Antimicrob Agents Chemother. 2015 Nov;59(11):6922-9. doi: 10.1128/AAC.01390-15. Epub 2015 Aug 24.
Elbasvir is an investigational NS5A inhibitor with in vitro activity against multiple HCV genotypes. Antiviral activity of elbasvir was measured in replicons derived from wild-type or resistant variants of genotypes 1a, 1b, and 3. The barrier to resistance was assessed by the number of resistant colonies selected by exposure to various elbasvir concentrations. In a phase 1b dose-escalating study, virologic responses were determined in 48 noncirrhotic adult men with chronic genotype 1 or 3 infections randomized to placebo or elbasvir from 5 to 50 mg (genotype 1) or 10 to 100 mg (genotype 3) once daily for 5 days. The NS5A gene was sequenced from plasma specimens obtained before, during, and after treatment. Elbasvir suppressed the emergence of resistance-associated variants (RAVs) in vitro in a dose-dependent manner. Variants selected by exposure to high elbasvir concentrations typically encoded multiple amino acid substitutions (most commonly involving loci 30, 31, and 93), conferring high-level elbasvir resistance.

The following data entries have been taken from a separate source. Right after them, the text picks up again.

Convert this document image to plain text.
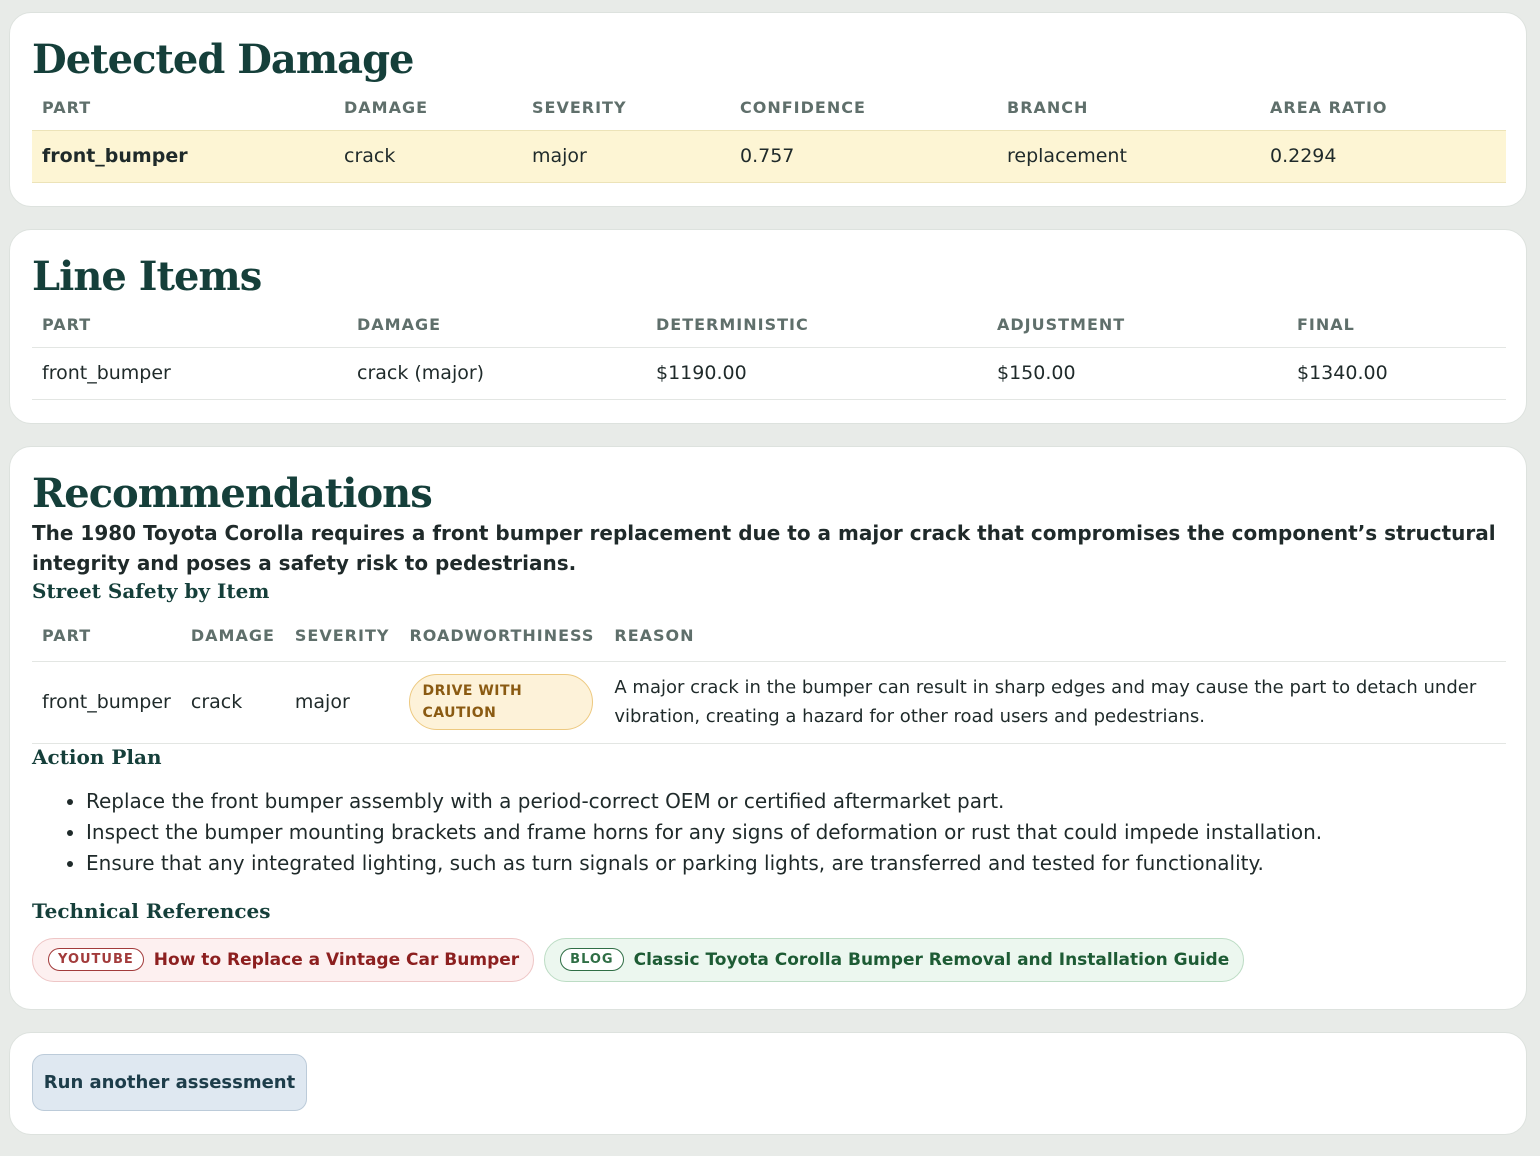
Detected Damage
PART	DAMAGE	SEVERITY	CONFIDENCE	BRANCH	AREA RATIO
front_bumper	crack	major	0.757	replacement	0.2294
Line Items
PART	DAMAGE	DETERMINISTIC	ADJUSTMENT	FINAL
front_bumper	crack (major)	$1190.00	$150.00	$1340.00
Recommendations

The 1980 Toyota Corolla requires a front bumper replacement due to a major crack that compromises the component’s structural integrity and poses a safety risk to pedestrians.

Street Safety by Item
PART	DAMAGE	SEVERITY	ROADWORTHINESS	REASON
front_bumper	crack	major	DRIVE WITH CAUTION	A major crack in the bumper can result in sharp edges and may cause the part to detach under vibration, creating a hazard for other road users and pedestrians.
Action Plan
• Replace the front bumper assembly with a period-correct OEM or certified aftermarket part.
• Inspect the bumper mounting brackets and frame horns for any signs of deformation or rust that could impede installation.
• Ensure that any integrated lighting, such as turn signals or parking lights, are transferred and tested for functionality.
Technical References
YOUTUBE	How to Replace a Vintage Car Bumper	BLOG	Classic Toyota Corolla Bumper Removal and Installation Guide
Run another assessment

In the monotherapy study, patients with genotype 1b had greater reductions in HCV RNA levels than patients with genotype 1a at all elbasvir doses; responses in patients with genotype 3 were generally less pronounced than for genotype 1, particularly at lower elbasvir doses. M28T, Q30R, L31V, and Y93H in genotype 1a, L31V and Y93H in genotype 1b, and A30K, L31F, and Y93H in genotype 3 were the predominant RAVs selected by elbasvir monotherapy. Virologic findings in patients were consistent with the preclinical observations. NS5A-RAVs emerged most often at amino acid positions 28, 30, 31, and 93 in both the laboratory and clinical trial. (The MK-8742 P002 trial has been registered at ClinicalTrials.gov under identifier NCT01532973.).
艾尔巴韦是一种处于研究阶段的NS5A抑制剂,对多种丙肝病毒(HCV)基因型具有体外活性。在源自1a、1b和3型野生型或耐药变异体的复制子中测定了艾尔巴韦的抗病毒活性。通过暴露于不同浓度艾尔巴韦后筛选出的耐药菌落数量评估耐药屏障。在一项1b期剂量递增研究中,48名患有慢性1型或3型感染的非肝硬化成年男性被随机分配至安慰剂组或艾尔巴韦组,剂量为5至50毫克(1型)或10至100毫克(3型),每日一次,共5天,测定病毒学反应。从治疗前、治疗期间和治疗后的血浆标本中对NS5A基因进行测序分析。艾尔巴韦在体外以剂量依赖性方式抑制耐药相关变异体(RAV)的出现。暴露于高浓度艾尔巴韦后筛选出的变异体通常编码多个氨基酸替代(最常见的涉及位点30、31和93),赋予高水平的艾尔巴韦耐药性。在单药治疗研究中,在所有艾尔巴韦剂量下,1b型患者的HCV RNA水平下降幅度大于1a型患者;3型患者的反应通常不如1型患者明显,尤其是在较低剂量的艾尔巴韦治疗时。1a型中的M28T、Q30R、L31V和Y93H、1b型中的L31V和Y93H以及3型中的A30K、L31F和Y93H是艾尔巴韦单药治疗筛选出的主要RAV。患者的病毒学研究结果与临床前观察一致。在实验室和临床试验中,NS5A-RAV最常出现在氨基酸位置28、30、31和93处。(MK-8742 P002试验已在ClinicalTrials.gov上注册,标识符为NCT01532973。)